Dropping to her knees, she mutters what I assume is a prayer, although I'm not sure because she's speaking in tongues. I need to get out away before she opens her pocketbook and brings out rattlesnakes. Could this be the same Martha Linn aka Martha Sinn? She was the only person who knew how to roll a doobie.

By this time, I'm in need of a dry double martini and I don't care if it surprises every snake handler in the Southeast.

There's David who was so quiet he was almost invisible. Now he's graced with large, sympathetic, Omar Shariff chocolate eyes and I'm torn between staring at him and finding the martini of my dreams.

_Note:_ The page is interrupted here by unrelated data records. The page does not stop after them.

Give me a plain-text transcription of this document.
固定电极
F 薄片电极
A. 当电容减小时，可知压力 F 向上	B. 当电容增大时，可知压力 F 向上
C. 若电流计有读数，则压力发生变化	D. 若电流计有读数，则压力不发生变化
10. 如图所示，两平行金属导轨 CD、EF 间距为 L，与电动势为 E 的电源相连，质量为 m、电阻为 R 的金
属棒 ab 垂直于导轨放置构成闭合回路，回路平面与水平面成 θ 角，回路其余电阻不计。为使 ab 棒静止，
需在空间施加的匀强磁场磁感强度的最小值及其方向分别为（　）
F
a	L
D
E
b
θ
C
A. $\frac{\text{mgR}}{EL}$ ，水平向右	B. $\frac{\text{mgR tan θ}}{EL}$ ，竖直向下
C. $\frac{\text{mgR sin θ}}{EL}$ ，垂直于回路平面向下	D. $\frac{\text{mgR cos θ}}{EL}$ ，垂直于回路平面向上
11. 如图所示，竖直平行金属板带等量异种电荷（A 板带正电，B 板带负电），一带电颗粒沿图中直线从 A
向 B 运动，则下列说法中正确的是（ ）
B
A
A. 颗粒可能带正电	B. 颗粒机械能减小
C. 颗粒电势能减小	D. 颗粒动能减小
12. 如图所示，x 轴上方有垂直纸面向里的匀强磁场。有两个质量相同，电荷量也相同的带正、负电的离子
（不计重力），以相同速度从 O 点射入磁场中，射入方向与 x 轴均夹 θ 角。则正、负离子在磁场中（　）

My voice is steeped in angst when I say to him, "David, do you drink alcohol? Please tell me you do."

Laughing, he nods his head. "Like a fish so says my wife, Grace Ann. We were chilling out on the porch when we saw you getting a baptism by fire, courtesy of Saint Martha Linn. Grace Ann told me it was time for me to grab a slingshot and do my David and Goliath thing, so here I am. She's the one holding up the martini glass," he says, with a big grin.

I glance over his shoulder at Grace Ann and blow her a grateful kiss.

Like it says in the Bible, "By grace, ye shall be saved."